帰宅時間が決まっていなかったため、エルシーがノエの予定を調整したらしい。彼女はその理由までは言わなかったが、恐らくノエがこちらの帰宅を待って落ち着かなくなるのを見越したからだろう、とほたるは考えていた。出かける前に予定が変わったことだけを知ったノエはかなり不満そうだったが、家に誰もいないということはきちんと受け入れたようだ。
意外と大丈夫なのだろうか――ほたるはノエの状態を考えながらソファへと歩いていった。そのままそこに座ろうとして、直前で止まる。そういえばだいぶ汗をかいたのだ。日本の初夏は蒸し暑く、夜だというのに湿った空気が汗を蒸発させてくれないものだから、体中がしっとりと湿ってなかなかに不快だった。
試しに腕に触れてみれば、ペタッと手のひらが肌に吸い付く。これは先に風呂を済ませてしまおうとほたるが浴室に向かおうとした時、部屋のドアが開いた。
「あ、ノエおかえ――」
おかえり、という言葉は最後まで言えなかった。ノエがいきなり抱きついてきたからだ。ドアが開いた瞬間、目を合わせる時間すらなく。匂いか何かで自分の帰宅を知っていたのだろうとは思うが、流石に相手が誰かを確認することなくこんなことをしてくるのはどうだろう。
ほたるは自分の身体をぎゅうときつく抱き締めてくるノエに呆れたような息をこぼすと、「ただいま」とその背に手を回した。
「……おかえり」
「拗ねてる? こんな死地から帰ってきたみたいな出迎え方しなくても……」
「俺にとってはそうなの」
言葉と共にノエの腕の力が強くなる。ほたるの頭に顔を擦り付け、かと思えば大きく息を吸う。それが深呼吸だということはほたるにも分かったのだが、今この至近距離でそんなことをされるのは少々、いや、かなり困る。
「あの、ちょっと離れて欲しい。結構汗かいたからベタベタだし、汗臭いかも……」
「これはこれでアリ」
「え」
「匂い強いからここにいるって感じる」
「汗臭いってことじゃん! やめてよ!!」
慌ててノエから離れようと腕に力を入れる。が、動かない。全く動かない。更に耳元ではノエが息を吸う音までも聞こえるものだから、ほたるの目には涙が溜まった。
「シャワー浴びてくるから! 早く離して!」
何故こんな羞恥を味わわされないといけないのか――力いっぱい叫ぶほたるの身体が、突然浮いた。
「後にして」
「え? ちょっ、やめっ……――」
§ § §
「……そんなに離れなくても」
壁際に縮こまるほたるに、ノエは眉をハの字にした。今のほたるはシャワーを浴びて、髪はまだ湿った状態。折角綺麗になったのに床に座るのは良くないだろう、とノエは「こっちおいでよ」とソファから呼びかけたが、ほたるは「やだ」と視線を鋭くしただけだった。
「だって私何度も嫌だって言ったもん。なのにノエやめてくれなかったじゃん。汗臭い自覚あるのにあっちこっち嗅がれる私の気持ちを少しは考えて」
「ごめんね。なんか無性に興奮して……」
「変態!!」
ほたるが力いっぱい罵倒すれば、ノエはへにゃりと頬を緩めた。
「なんかいいね。それもう一回言ってくれる?」
「ッ、またそういうっ……! もうっ……もう!!」
どうしてこの男はこうなんだ、とほたるは頭を抱えたくなった。大抵はまともなはずなのに、時折こうしておかしなことを言う。というか、言わせようとする。
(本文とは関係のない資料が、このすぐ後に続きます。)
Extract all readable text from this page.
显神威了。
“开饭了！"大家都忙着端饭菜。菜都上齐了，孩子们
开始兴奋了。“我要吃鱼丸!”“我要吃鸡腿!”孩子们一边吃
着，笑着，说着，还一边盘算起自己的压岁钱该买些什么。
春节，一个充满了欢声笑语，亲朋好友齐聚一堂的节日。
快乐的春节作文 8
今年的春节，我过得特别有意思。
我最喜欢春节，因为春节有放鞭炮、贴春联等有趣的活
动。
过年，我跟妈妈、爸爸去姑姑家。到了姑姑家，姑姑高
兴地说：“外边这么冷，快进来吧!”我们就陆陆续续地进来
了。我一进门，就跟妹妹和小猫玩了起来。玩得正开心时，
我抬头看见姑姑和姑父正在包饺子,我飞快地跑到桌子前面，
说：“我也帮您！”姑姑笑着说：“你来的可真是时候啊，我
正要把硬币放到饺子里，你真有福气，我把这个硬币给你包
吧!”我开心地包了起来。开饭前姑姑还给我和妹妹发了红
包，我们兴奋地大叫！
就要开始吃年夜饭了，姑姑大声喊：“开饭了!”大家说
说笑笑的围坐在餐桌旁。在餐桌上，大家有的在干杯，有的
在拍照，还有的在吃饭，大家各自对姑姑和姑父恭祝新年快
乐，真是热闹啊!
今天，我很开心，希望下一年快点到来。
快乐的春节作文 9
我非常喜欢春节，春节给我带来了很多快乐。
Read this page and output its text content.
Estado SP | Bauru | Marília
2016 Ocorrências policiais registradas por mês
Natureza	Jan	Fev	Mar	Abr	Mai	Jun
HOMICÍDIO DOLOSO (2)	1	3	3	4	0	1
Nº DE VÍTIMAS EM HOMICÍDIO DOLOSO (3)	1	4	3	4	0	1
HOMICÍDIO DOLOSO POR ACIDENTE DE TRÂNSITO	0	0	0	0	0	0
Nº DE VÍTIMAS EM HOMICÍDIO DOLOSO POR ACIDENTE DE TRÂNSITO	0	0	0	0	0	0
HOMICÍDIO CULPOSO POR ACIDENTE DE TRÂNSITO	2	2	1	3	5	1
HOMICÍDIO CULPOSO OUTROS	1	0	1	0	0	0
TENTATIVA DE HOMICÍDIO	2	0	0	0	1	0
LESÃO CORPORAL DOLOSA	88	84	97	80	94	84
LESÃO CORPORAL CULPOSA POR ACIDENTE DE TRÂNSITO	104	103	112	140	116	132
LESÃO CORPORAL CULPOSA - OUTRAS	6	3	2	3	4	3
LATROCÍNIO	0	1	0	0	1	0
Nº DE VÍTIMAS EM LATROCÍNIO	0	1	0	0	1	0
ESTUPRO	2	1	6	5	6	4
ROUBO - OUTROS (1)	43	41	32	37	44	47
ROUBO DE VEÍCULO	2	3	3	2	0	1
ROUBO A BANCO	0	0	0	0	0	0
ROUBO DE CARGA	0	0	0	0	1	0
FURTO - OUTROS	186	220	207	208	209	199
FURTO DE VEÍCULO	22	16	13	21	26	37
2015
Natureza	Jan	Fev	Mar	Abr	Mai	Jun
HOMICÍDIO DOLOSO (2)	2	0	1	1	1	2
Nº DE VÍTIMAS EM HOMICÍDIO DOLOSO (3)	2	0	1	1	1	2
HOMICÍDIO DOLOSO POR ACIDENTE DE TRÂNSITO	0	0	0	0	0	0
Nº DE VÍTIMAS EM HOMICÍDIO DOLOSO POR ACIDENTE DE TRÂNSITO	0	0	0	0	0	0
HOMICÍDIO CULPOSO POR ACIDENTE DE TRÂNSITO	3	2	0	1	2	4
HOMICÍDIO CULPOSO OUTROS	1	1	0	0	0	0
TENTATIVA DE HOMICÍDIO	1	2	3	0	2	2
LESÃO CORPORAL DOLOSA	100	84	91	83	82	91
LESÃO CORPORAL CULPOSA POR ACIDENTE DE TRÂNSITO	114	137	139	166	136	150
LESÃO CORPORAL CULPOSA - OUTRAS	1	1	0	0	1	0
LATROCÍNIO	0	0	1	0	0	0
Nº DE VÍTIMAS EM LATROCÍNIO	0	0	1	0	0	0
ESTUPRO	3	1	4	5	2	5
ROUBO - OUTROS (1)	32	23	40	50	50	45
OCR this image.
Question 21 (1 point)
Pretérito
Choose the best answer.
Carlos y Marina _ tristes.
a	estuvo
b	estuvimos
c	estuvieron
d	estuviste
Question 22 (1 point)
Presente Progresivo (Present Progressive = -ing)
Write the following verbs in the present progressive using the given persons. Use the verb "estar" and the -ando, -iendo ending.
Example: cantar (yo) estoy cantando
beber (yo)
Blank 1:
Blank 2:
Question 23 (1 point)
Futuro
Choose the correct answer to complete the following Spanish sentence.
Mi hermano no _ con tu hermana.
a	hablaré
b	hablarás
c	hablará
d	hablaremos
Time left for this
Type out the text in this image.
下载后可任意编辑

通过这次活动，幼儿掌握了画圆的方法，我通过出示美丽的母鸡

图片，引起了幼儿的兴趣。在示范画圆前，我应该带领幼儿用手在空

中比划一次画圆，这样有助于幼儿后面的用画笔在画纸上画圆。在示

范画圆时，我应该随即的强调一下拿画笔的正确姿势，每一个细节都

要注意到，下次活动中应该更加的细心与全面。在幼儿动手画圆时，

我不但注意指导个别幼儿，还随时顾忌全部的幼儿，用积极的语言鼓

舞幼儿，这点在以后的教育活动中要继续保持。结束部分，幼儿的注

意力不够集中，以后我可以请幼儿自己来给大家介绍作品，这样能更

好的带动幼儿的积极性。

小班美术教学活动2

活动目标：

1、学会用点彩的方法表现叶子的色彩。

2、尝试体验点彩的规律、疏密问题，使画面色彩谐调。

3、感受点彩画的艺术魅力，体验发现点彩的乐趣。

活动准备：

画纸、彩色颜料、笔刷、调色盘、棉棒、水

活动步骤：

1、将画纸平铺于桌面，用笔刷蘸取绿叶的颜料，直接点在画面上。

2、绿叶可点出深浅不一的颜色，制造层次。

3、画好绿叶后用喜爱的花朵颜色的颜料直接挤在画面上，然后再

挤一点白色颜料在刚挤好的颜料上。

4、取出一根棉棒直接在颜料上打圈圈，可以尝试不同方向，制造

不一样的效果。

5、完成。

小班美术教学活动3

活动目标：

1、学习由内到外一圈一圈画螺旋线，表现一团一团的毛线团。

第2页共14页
こちらの発言自体は何もおかしくないはずなのに、ノエに繰り返すよう言われるとなんだかとんでもないことを言ってしまった気分になる。そのせいでほたるがノエを睨む目を更に鋭くすれば、ノエは困ったように眉尻を下げた。
「ごめんごめん、ちょっと緊張しててさ」
「……緊張?」
およそノエとは似つかわしくない発言に、ほたるの顔が怪訝に染まる。また何か変なことを言うのではと思ったが、ノエの纏う雰囲気にほたるは彼が真剣であることを悟った。いつもどおりへらへらとした態度ではあるものの、そこにいつもとは少し違うものを感じたからだ。
「この前ほたる、俺のこと疲れてそうって言ったでしょ? そこをちゃんと話そうかなって」
続いた言葉を聞いて、ほたるの顔から怪訝が消えた。代わりに今度は心配そうに眉根を寄せて、「……話してくれるの?」と控えめに問いかける。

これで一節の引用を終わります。